General characteristics
- Class & type: LST-542-class tank landing ship
- Displacement: 1,625 long tons (1,651 t) (light); 4,080 long tons (4,145 t) (full (seagoing draft with 1,675 short tons (1,520 t) load); 2,366 long tons (2,404 t) (beaching);
- Length: 328 ft (100 m) oa
- Beam: 50 ft (15 m)
- Draft: Unloaded: 2 ft 4 in (0.71 m) forward; 7 ft 6 in (2.29 m) aft; Full load: 8 ft 3 in (2.51 m) forward; 14 ft 1 in (4.29 m) aft; Landing with 500 short tons (450 t) load: 3 ft 11 in (1.19 m) forward; 9 ft 10 in (3.00 m) aft; Limiting 11 ft 2 in (3.40 m); Maximum navigation 14 ft 1 in (4.29 m);
- Installed power: 2 × 900 hp (670 kW) Electro-Motive Diesel 12-567A diesel engines; 1,800 shp (1,300 kW);
- Propulsion: 1 × Falk main reduction gears; 2 × Propellers;
- Speed: 11.6 kn (21.5 km/h; 13.3 mph)
- Range: 24,000 nmi (44,000 km; 28,000 mi) at 9 kn (17 km/h; 10 mph) while displacing 3,960 long tons (4,024 t)
- Boats & landing craft carried: 2 x LCVPs
- Capacity: 1,600–1,900 short tons (3,200,000–3,800,000 lb; 1,500,000–1,700,000 kg) cargo depending on mission
- Troops: 16 officers, 147 enlisted men
- Complement: 13 officers, 104 enlisted men
- Armament: Varied, ultimate armament; 2 × twin 40 mm (1.57 in) Bofors guns ; 4 × single 40 mm Bofors guns; 12 × 20 mm (0.79 in) Oerlikon cannons;

Service record
- Part of: LST Flotilla 21
- Operations: Assault and occupation of Okinawa Gunto (1 April–30 June 1945)
- Awards: China Service Medal; American Campaign Medal; Asiatic–Pacific Campaign Medal; World War II Victory Medal;

= USS LST-945 =

1944 LST-542-class tank landing ship

USS LST-945 was an in the United States Navy.
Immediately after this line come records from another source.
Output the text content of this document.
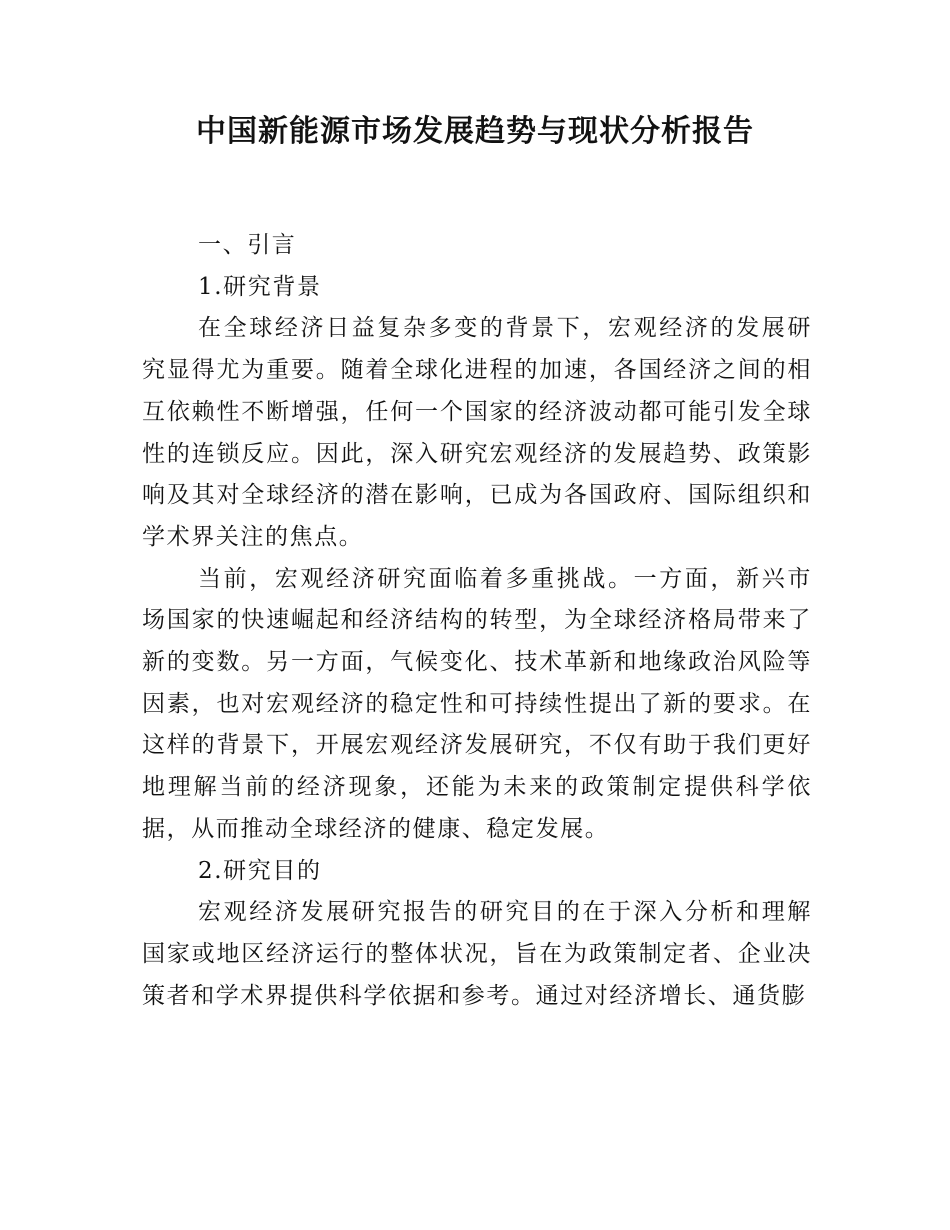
中国新能源市场发展趋势与现状分析报告
一、引言
1.研究背景

在全球经济日益复杂多变的背景下，宏观经济的发展研究显得尤为重要。随着全球化进程的加速，各国经济之间的相互依赖性不断增强，任何一个国家的经济波动都可能引发全球性的连锁反应。因此，深入研究宏观经济的发展趋势、政策影响及其对全球经济的潜在影响，已成为各国政府、国际组织和学术界关注的焦点。

当前，宏观经济研究面临着多重挑战。一方面，新兴市场国家的快速崛起和经济结构的转型，为全球经济格局带来了新的变数。另一方面，气候变化、技术革新和地缘政治风险等因素，也对宏观经济的稳定性和可持续性提出了新的要求。在这样的背景下，开展宏观经济发展研究，不仅有助于我们更好地理解当前的经济现象，还能为未来的政策制定提供科学依据，从而推动全球经济的健康、稳定发展。

2.研究目的

宏观经济发展研究报告的研究目的在于深入分析和理解国家或地区经济运行的整体状况，旨在为政策制定者、企业决策者和学术界提供科学依据和参考。通过对经济增长、通货膨
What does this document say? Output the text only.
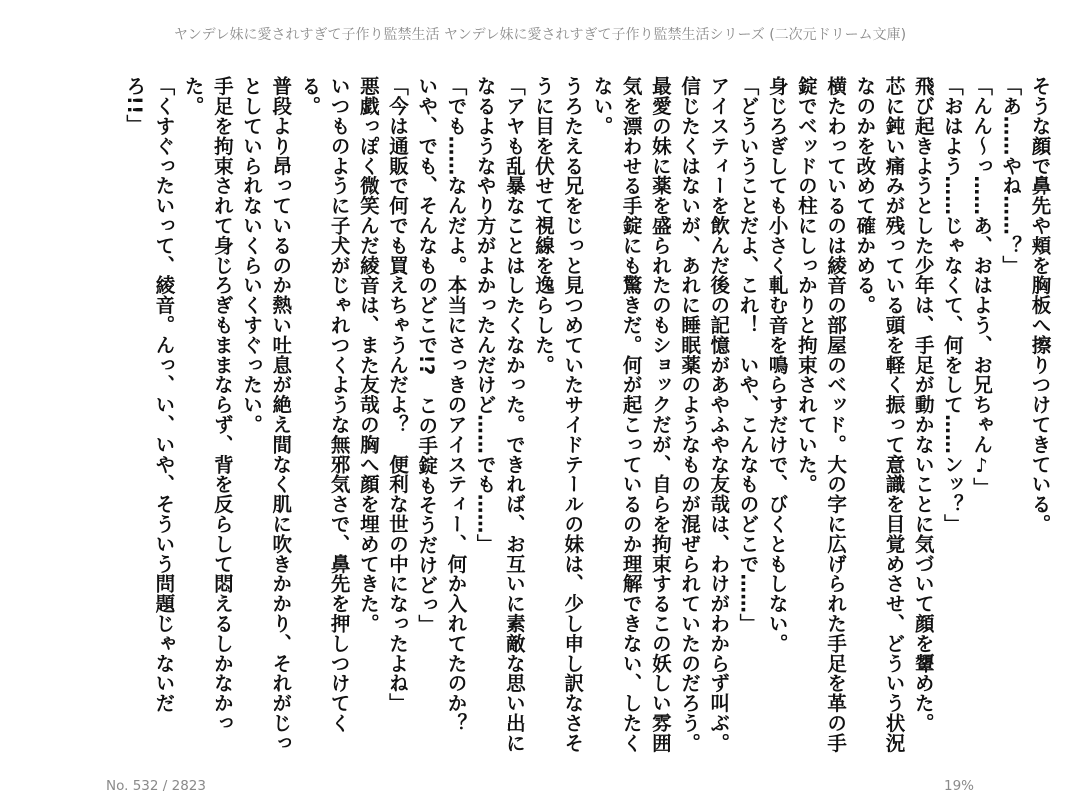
ヤンデレ妹に愛されすぎて子作り監禁生活 ヤンデレ妹に愛されすぎて子作り監禁生活シリーズ (二次元ドリーム文庫)

そうな顔で鼻先や頬を胸板へ擦りつけてきている。

「あ……やね……？」

「んん～っ……あ、おはよう、お兄ちゃん♪」

「おはよう……じゃなくて、何をして……ンッ？」

飛び起きようとした少年は、手足が動かないことに気づいて顔を顰めた。

芯に鈍い痛みが残っている頭を軽く振って意識を目覚めさせ、どういう状況なのかを改めて確かめる。

横たわっているのは綾音の部屋のベッド。大の字に広げられた手足を革の手錠でベッドの柱にしっかりと拘束されていた。

身じろぎしても小さく軋む音を鳴らすだけで、びくともしない。

「どういうことだよ、これ！　いや、こんなものどこで……」

アイスティーを飲んだ後の記憶があやふやな友哉は、わけがわからず叫ぶ。

信じたくはないが、あれに睡眠薬のようなものが混ぜられていたのだろう。

最愛の妹に薬を盛られたのもショックだが、自らを拘束するこの妖しい雰囲気を漂わせる手錠にも驚きだ。何が起こっているのか理解できない、したくない。

うろたえる兄をじっと見つめていたサイドテールの妹は、少し申し訳なさそうに目を伏せて視線を逸らした。

「アヤも乱暴なことはしたくなかった。できれば、お互いに素敵な思い出になるようなやり方がよかったんだけど……でも……」

「でも……なんだよ。本当にさっきのアイスティー、何か入れてたのか？　いや、でも、そんなものどこで!?　この手錠もそうだけどっ」

「今は通販で何でも買えちゃうんだよ？　便利な世の中になったよね」

悪戯っぽく微笑んだ綾音は、また友哉の胸へ顔を埋めてきた。

いつものように子犬がじゃれつくような無邪気さで、鼻先を押しつけてくる。

普段より昂っているのか熱い吐息が絶え間なく肌に吹きかかり、それがじっとしていられないくらいくすぐったい。

手足を拘束されて身じろぎもままならず、背を反らして悶えるしかなかった。

「くすぐったいって、綾音。んっ、い、いや、そういう問題じゃないだろ!!」

No. 532 / 2823	19%
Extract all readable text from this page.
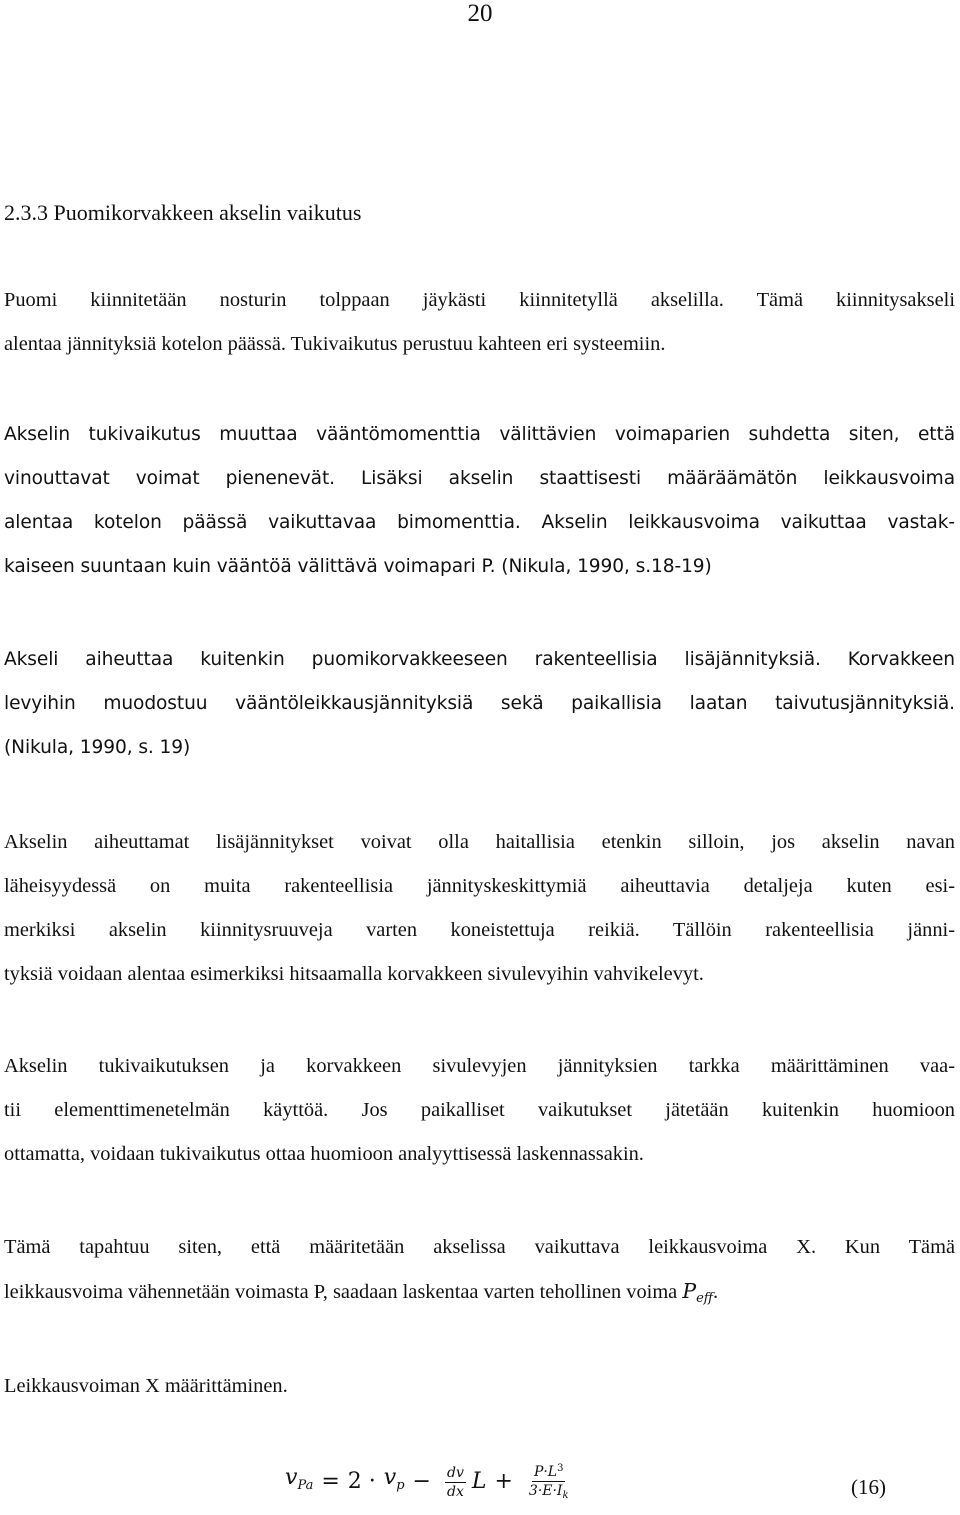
20
2.3.3 Puomikorvakkeen akselin vaikutus
Puomi kiinnitetään nosturin tolppaan jäykästi kiinnitetyllä akselilla. Tämä kiinnitysakseli
alentaa jännityksiä kotelon päässä. Tukivaikutus perustuu kahteen eri systeemiin.
Akselin tukivaikutus muuttaa vääntömomenttia välittävien voimaparien suhdetta siten, että
vinouttavat voimat pienenevät. Lisäksi akselin staattisesti määräämätön leikkausvoima
alentaa kotelon päässä vaikuttavaa bimomenttia. Akselin leikkausvoima vaikuttaa vastak-
kaiseen suuntaan kuin vääntöä välittävä voimapari P. (Nikula, 1990, s.18-19)
Akseli aiheuttaa kuitenkin puomikorvakkeeseen rakenteellisia lisäjännityksiä. Korvakkeen
levyihin muodostuu vääntöleikkausjännityksiä sekä paikallisia laatan taivutusjännityksiä.
(Nikula, 1990, s. 19)
Akselin aiheuttamat lisäjännitykset voivat olla haitallisia etenkin silloin, jos akselin navan
läheisyydessä on muita rakenteellisia jännityskeskittymiä aiheuttavia detaljeja kuten esi-
merkiksi akselin kiinnitysruuveja varten koneistettuja reikiä. Tällöin rakenteellisia jänni-
tyksiä voidaan alentaa esimerkiksi hitsaamalla korvakkeen sivulevyihin vahvikelevyt.
Akselin tukivaikutuksen ja korvakkeen sivulevyjen jännityksien tarkka määrittäminen vaa-
tii elementtimenetelmän käyttöä. Jos paikalliset vaikutukset jätetään kuitenkin huomioon
ottamatta, voidaan tukivaikutus ottaa huomioon analyyttisessä laskennassakin.
Tämä tapahtuu siten, että määritetään akselissa vaikuttava leikkausvoima X. Kun Tämä
leikkausvoima vähennetään voimasta P, saadaan laskentaa varten tehollinen voima $P_{eff}$.
Leikkausvoiman X määrittäminen.
$v_{Pa} = 2 \cdot v_p$ −	$\frac{dv}{dx}$ L +	$\frac{P\cdot L^3}{3\cdot E\cdot I_k}$	(16)
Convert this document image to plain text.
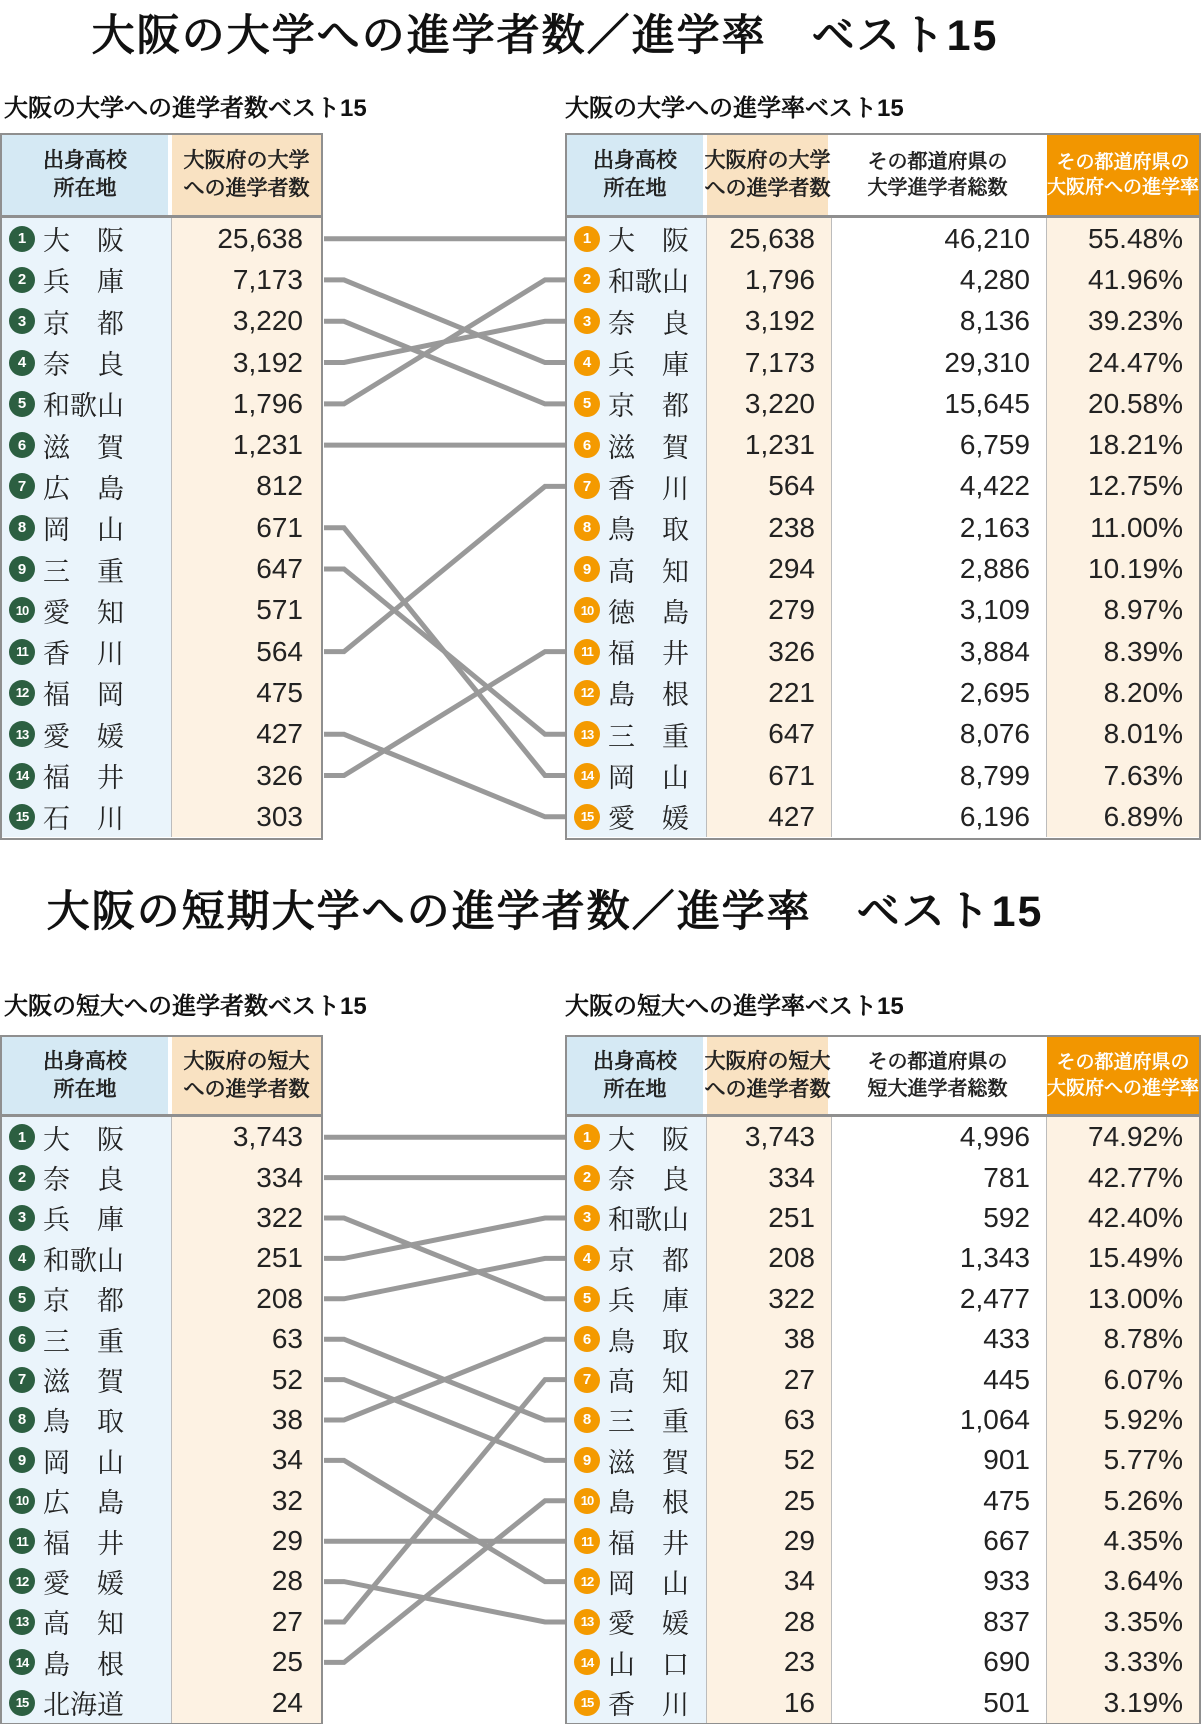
大阪の大学への進学者数／進学率　ベスト15
大阪の大学への進学者数ベスト15	大阪の大学への進学率ベスト15
出身高校
所在地
大阪府の大学
への進学者数
1 大　阪	25,638
2 兵　庫	7,173
3 京　都	3,220
4 奈　良	3,192
5 和歌山	1,796
6 滋　賀	1,231
7 広　島	812
8 岡　山	671
9 三　重	647
10 愛　知	571
11 香　川	564
12 福　岡	475
13 愛　媛	427
14 福　井	326
15 石　川	303
出身高校
所在地
大阪府の大学
への進学者数
その都道府県の
大学進学者総数
その都道府県の
大阪府への進学率
1 大　阪	25,638	46,210	55.48%
2 和歌山	1,796	4,280	41.96%
3 奈　良	3,192	8,136	39.23%
4 兵　庫	7,173	29,310	24.47%
5 京　都	3,220	15,645	20.58%
6 滋　賀	1,231	6,759	18.21%
7 香　川	564	4,422	12.75%
8 鳥　取	238	2,163	11.00%
9 高　知	294	2,886	10.19%
10 徳　島	279	3,109	8.97%
11 福　井	326	3,884	8.39%
12 島　根	221	2,695	8.20%
13 三　重	647	8,076	8.01%
14 岡　山	671	8,799	7.63%
15 愛　媛	427	6,196	6.89%
大阪の短期大学への進学者数／進学率　ベスト15
大阪の短大への進学者数ベスト15	大阪の短大への進学率ベスト15
出身高校
所在地
大阪府の短大
への進学者数
1 大　阪	3,743
2 奈　良	334
3 兵　庫	322
4 和歌山	251
5 京　都	208
6 三　重	63
7 滋　賀	52
8 鳥　取	38
9 岡　山	34
10 広　島	32
11 福　井	29
12 愛　媛	28
13 高　知	27
14 島　根	25
15 北海道	24
出身高校
所在地
大阪府の短大
への進学者数
その都道府県の
短大進学者総数
その都道府県の
大阪府への進学率
1 大　阪	3,743	4,996	74.92%
2 奈　良	334	781	42.77%
3 和歌山	251	592	42.40%
4 京　都	208	1,343	15.49%
5 兵　庫	322	2,477	13.00%
6 鳥　取	38	433	8.78%
7 高　知	27	445	6.07%
8 三　重	63	1,064	5.92%
9 滋　賀	52	901	5.77%
10 島　根	25	475	5.26%
11 福　井	29	667	4.35%
12 岡　山	34	933	3.64%
13 愛　媛	28	837	3.35%
14 山　口	23	690	3.33%
15 香　川	16	501	3.19%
Like many of her class, she was not named and is properly referred to by her hull designation.

==Construction and career==
LST-945 was laid down on 11 August 1944, at Hingham, Massachusetts, by the Bethlehem-Hingham Shipyard; launched on 16 September 1944; and commissioned on 9 October 1944.

During World War II LST-945 was assigned to the Asiatic-Pacific theater and participated in the assault and occupation of Okinawa Gunto from April through June 1945.

Following the war, she saw service in China until early 1946. The ship returned to the United States and was decommissioned on 16 April 1946, and transferred to the Maritime Commission (MARCOM) for disposition on 29 May, that same year. She was struck from the Navy list on 19 July 1946.

==Awards==
LST-945 earned one battle star for World War II service.